Reputation: 2041
I want to extract the text "12:25 AM - 30 Mar 2015" with Beautiful Soup from the html below. This is how the html looks after being processed by BS:
<span class="u-floatLeft"> · </span>
<span class="u-floatLeft">
<a class="ProfileTweet-timestamp js-permalink js-nav js-tooltip" href="/TBantl/status/582333634931126272" title="5:08 PM - 29 Mar 2015">
<span class="js-short-timestamp " data-aria-label-part="last" data-long-form="true" data-time="1427674132">
Mar 29
</span>
I have this code, but it doesn't work:
date = soup.find("a",attrs={"class":"ProfileTweet-timestamp js-permalink js-nav js-tooltip"})["title"]
Upvotes: 1
Views: 1098
Reputation: 102922
This works for me:
from bs4 import BeautifulSoup
html = """<span class="u-floatLeft"> · </span>
<span class="u-floatLeft">
<a class="ProfileTweet-timestamp js-permalink js-nav js-tooltip" href="/indoz1/status/582443448927543296" title="12:25 AM - 30 Mar 2015">
<span class="js-short-timestamp " data-aria-label-part="last" data-time="1427700314" data-long-form="true">
"""
soup = BeautifulSoup(html)
date = soup.find("a", attrs={"class": "ProfileTweet-timestamp js-permalink js-nav js-tooltip"})["title"]
>>> print(date)
'12:25 AM - 30 Mar 2015'
Without more information, I suspect that you didn't transform your HTML snippet into a BeautifulSoup object. In that case, you'd get a TypeError: find() takes no keyword arguments
.
Or, as alexce points out in the comments above, the item you are looking for may not actually be present in the HTML you are parsing. In that case, date
would be empty.
Finally, completely unrelated to the issues you're having above - if you're then going to parse date
into a datetime
object, there's an easier way to do it. Just grab the "data-time"
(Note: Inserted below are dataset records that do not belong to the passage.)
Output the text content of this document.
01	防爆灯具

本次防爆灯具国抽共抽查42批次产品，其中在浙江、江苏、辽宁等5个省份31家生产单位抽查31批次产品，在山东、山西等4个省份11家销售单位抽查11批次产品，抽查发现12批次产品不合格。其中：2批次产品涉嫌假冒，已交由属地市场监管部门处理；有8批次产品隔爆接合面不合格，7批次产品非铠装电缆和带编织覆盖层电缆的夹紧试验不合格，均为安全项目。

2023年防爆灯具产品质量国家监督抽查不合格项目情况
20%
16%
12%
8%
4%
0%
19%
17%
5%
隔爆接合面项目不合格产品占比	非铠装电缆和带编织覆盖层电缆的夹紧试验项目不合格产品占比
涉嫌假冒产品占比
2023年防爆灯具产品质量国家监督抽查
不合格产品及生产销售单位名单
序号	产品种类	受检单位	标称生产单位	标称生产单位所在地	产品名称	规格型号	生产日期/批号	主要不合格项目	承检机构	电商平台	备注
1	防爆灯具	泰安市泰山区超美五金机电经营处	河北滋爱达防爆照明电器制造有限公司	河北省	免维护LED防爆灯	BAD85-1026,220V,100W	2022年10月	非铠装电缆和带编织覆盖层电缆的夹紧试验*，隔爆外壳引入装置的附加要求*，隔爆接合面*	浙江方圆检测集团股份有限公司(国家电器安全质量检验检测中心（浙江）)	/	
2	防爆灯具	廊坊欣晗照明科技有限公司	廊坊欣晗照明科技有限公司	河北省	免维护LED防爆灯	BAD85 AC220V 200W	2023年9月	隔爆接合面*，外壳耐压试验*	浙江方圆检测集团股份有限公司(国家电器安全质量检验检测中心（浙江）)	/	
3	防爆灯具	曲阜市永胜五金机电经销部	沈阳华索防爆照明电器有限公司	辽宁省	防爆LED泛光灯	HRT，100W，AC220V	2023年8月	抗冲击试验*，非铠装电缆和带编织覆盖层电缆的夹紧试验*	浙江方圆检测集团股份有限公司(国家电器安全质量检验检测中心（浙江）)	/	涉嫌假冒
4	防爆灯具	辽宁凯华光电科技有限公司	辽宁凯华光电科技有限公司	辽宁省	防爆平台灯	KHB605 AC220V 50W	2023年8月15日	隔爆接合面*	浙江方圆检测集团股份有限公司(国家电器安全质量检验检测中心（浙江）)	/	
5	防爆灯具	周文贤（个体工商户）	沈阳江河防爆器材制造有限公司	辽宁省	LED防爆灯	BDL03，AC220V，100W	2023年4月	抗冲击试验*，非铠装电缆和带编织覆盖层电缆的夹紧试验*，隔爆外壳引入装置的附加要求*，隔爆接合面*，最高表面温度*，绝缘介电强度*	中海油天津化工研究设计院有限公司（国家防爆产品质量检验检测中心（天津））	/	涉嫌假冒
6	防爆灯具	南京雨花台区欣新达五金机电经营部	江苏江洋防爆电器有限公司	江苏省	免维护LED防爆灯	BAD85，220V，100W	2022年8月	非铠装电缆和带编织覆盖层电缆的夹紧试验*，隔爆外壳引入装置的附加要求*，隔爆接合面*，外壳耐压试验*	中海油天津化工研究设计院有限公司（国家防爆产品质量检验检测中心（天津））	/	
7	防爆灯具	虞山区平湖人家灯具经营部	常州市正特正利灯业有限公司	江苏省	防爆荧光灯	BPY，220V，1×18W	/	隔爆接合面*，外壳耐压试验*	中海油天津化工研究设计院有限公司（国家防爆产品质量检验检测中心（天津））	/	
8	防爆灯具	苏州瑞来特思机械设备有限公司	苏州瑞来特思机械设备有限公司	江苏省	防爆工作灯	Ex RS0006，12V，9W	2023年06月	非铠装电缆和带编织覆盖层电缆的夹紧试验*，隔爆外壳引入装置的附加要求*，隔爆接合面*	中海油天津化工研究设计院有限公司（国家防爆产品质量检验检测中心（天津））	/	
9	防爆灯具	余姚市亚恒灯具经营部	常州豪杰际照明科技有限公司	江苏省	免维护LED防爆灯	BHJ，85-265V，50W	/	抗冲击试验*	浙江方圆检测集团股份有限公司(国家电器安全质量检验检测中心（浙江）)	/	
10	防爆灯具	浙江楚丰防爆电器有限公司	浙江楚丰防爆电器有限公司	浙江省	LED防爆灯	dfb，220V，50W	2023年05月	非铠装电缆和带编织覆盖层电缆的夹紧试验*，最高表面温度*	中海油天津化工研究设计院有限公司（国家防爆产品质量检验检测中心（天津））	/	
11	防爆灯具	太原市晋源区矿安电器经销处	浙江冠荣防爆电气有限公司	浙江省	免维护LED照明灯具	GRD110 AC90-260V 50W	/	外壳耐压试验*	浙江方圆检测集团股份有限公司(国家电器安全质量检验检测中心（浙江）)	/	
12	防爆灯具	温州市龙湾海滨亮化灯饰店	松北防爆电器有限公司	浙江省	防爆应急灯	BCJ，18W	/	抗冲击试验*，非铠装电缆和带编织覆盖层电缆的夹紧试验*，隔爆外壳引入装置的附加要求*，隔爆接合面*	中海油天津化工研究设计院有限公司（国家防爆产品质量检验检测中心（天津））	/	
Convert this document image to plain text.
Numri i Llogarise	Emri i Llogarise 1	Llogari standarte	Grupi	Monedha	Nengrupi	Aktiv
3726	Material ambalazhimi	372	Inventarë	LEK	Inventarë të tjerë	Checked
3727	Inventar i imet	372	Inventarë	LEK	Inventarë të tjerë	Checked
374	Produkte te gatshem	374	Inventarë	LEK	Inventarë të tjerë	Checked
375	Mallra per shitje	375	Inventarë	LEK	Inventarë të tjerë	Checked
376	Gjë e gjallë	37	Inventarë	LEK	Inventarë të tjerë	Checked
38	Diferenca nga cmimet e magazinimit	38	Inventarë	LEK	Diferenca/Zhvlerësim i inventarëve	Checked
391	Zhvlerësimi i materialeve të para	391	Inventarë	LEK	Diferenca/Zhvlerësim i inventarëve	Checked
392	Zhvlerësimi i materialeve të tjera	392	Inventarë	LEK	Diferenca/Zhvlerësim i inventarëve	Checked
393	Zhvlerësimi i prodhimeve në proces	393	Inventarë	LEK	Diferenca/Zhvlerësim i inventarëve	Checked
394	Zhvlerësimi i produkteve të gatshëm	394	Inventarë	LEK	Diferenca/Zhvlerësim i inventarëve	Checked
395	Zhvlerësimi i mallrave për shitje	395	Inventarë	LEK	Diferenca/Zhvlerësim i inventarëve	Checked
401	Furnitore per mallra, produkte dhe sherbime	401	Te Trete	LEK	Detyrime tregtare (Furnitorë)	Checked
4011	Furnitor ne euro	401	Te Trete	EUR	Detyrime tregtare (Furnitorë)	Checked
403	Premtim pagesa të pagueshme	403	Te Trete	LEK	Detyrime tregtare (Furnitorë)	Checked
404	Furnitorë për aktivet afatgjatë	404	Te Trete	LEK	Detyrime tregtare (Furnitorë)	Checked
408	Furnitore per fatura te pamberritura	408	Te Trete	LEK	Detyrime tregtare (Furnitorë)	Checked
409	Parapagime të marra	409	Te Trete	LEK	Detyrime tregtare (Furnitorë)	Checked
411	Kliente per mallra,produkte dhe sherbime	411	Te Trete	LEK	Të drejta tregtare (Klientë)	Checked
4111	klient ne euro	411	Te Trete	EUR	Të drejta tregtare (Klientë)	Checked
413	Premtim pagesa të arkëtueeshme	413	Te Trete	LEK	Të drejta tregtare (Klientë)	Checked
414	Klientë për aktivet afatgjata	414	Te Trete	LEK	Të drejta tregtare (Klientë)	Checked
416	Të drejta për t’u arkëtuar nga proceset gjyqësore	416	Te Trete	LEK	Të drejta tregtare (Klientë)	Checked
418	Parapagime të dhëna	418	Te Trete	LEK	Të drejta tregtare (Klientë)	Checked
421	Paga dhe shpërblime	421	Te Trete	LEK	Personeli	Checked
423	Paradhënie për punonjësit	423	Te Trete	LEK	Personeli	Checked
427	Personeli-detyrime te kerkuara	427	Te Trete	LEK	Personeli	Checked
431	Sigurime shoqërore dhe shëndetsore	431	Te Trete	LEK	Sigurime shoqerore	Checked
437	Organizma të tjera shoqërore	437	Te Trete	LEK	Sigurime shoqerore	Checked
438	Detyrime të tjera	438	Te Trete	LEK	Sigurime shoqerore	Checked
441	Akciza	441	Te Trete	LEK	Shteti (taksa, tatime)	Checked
field from <span class="js-short-timestamp " ... >
and parse it using datetime.datetime.fromtimestamp
:
from datetime import datetime as dt
# get "data-time" field value as string named timestamp
data_time = dt.fromtimestamp(int(timestamp))
>>> print(data_time)
datetime.datetime(2015, 3, 30, 3, 25, 14)
Upvotes: 1